Exceptional ancient DNA preservation and fibre remains of a Sasanian saltmine sheep mummy in Chehrābād, Iran

Rossi, C. and Ruß-Popa, G. and Mattiangeli, V. and McDaid, F. and Hare, A.J. and Davoudi, H. and Laleh, H. and Lorzadeh, Z. and Khazaeli, R. and Fathi, H. and Teasdale, M.D. and A'Ali, A. and Stöllner, T. and Mashkour, M. and Daly, K.G.

Volume: 17 Pages:
DOI: 10.1098/rsbl.2021.0222
Published: 2021

Mummified remains have long attracted interest as a potential source of ancient DNA. However, mummification is a rare process that requires an anhydrous environment to rapidly dehydrate and preserve tissue before complete decomposition occurs.
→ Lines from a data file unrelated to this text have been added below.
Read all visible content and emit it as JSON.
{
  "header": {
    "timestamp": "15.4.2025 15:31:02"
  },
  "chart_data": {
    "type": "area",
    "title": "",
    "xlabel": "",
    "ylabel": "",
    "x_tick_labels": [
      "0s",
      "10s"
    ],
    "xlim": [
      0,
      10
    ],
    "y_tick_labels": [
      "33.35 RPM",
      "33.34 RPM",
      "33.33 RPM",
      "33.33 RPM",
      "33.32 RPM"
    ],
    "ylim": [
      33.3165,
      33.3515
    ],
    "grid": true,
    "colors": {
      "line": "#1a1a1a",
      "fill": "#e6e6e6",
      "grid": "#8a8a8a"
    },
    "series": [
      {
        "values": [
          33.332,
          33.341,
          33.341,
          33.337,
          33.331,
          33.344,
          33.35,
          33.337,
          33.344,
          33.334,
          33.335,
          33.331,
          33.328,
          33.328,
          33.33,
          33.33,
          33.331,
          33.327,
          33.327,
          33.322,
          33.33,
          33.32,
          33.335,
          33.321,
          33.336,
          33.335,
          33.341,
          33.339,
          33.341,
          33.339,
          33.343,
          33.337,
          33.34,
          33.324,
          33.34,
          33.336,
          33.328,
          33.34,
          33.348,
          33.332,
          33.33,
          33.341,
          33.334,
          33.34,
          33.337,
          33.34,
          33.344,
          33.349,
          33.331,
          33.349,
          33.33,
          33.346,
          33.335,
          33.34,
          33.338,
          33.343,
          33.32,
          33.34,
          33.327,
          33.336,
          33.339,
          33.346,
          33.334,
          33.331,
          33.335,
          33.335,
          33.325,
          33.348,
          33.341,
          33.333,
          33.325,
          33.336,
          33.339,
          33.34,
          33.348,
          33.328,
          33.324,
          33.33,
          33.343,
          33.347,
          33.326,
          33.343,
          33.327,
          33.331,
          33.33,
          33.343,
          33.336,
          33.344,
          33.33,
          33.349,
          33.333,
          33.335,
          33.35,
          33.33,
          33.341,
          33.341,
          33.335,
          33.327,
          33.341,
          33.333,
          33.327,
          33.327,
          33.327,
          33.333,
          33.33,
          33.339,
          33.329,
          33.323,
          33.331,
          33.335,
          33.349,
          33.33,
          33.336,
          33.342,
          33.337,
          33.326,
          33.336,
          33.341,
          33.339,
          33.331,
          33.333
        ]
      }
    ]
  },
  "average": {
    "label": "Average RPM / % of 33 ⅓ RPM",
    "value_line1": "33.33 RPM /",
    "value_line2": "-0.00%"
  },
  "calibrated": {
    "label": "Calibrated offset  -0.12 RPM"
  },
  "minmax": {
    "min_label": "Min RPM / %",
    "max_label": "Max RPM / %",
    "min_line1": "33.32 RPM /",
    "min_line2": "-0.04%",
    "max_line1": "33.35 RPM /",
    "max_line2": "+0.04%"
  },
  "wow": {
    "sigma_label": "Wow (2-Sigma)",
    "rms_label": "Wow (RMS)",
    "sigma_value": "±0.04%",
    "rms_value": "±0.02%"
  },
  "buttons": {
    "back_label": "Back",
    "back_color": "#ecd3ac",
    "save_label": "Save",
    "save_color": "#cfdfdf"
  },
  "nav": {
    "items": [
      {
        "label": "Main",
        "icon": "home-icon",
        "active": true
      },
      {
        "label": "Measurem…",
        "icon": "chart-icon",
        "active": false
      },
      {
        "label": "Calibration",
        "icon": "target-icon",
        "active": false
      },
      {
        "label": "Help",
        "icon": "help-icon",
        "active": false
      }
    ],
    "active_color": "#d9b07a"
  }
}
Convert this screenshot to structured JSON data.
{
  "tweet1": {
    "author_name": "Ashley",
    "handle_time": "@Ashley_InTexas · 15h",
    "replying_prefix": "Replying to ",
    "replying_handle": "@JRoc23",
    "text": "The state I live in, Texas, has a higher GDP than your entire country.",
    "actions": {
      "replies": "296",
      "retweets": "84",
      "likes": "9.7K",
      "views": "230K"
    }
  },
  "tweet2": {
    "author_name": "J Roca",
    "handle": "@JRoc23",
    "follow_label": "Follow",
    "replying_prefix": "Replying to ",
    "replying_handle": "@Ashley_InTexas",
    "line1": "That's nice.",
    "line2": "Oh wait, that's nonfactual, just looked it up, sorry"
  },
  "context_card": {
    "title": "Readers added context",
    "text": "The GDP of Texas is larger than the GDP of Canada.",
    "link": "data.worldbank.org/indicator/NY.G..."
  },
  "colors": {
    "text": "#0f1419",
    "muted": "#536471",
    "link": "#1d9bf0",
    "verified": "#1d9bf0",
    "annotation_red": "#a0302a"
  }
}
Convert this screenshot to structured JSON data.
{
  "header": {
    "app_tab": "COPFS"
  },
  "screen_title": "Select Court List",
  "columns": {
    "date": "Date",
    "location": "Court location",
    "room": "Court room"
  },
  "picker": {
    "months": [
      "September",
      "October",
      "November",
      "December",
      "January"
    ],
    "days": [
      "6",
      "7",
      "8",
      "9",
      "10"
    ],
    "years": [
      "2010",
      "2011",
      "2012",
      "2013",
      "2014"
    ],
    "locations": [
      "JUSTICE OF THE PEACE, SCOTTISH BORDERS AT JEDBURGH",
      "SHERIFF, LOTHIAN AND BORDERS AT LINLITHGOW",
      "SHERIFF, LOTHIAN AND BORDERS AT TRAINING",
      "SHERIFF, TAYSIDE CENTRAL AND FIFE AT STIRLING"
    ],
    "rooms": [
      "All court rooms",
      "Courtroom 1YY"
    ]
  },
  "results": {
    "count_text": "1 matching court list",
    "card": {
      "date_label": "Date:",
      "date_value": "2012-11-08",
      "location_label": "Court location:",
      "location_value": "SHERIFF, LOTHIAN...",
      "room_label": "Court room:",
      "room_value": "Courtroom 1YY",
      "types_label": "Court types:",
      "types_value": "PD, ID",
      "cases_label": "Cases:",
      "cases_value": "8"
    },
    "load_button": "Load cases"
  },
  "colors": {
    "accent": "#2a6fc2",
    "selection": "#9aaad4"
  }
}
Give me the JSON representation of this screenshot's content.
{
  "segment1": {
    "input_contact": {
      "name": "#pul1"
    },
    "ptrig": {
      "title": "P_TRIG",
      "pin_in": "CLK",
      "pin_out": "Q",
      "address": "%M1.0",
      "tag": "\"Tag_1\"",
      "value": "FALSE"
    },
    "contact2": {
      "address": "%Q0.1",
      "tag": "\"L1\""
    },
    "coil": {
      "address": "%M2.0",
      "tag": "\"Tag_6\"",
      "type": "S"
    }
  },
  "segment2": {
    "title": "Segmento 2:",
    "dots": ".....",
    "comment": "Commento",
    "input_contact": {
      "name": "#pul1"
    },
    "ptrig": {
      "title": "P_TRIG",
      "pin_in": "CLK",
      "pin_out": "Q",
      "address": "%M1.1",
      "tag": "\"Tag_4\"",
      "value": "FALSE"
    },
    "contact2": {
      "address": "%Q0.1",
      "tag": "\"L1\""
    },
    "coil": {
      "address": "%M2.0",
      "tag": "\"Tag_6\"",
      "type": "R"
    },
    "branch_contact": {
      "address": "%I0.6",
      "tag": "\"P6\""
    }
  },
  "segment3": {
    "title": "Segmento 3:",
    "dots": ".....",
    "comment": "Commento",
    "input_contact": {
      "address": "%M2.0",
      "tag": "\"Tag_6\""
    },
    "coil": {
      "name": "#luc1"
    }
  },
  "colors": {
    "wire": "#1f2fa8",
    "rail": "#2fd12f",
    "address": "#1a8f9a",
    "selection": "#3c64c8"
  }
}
We present the whole-genome sequences (3.94 X) of an approximately 1600-year-old naturally mummified sheep recovered from Chehrābād, a salt mine in northwestern Iran. Comparative analyses of published ancient sequences revealed the remarkable DNA integrity of this mummy. Hallmarks of postmortem damage, fragmentation and hydrolytic deamination are substantially reduced, likely owing to the high salinity of this taphonomic environment. Metagenomic analyses reflect the profound influence of high-salt content on decomposition; its microbial profile is predominated by halophilic archaea and bacteria, possibly contributing to the remarkable preservation of the sample. Applying population genomic analyses, we find clustering of this sheep with Southwest Asian modern breeds, suggesting ancestry continuity. Genotyping of a locus influencing the woolly phenotype showed the presence of an ancestral 'hairy' allele, consistent with hair fibre imaging. This, along with derived alleles associated with the fat-tail phenotype, provides genetic evidence that Sasanian-period Iranians maintained specialized sheep flocks for different uses, with the 'hairy', 'fat-tailed'-genotyped sheep likely kept by the rural community of Chehrābād's miners. © 2021 The Authors.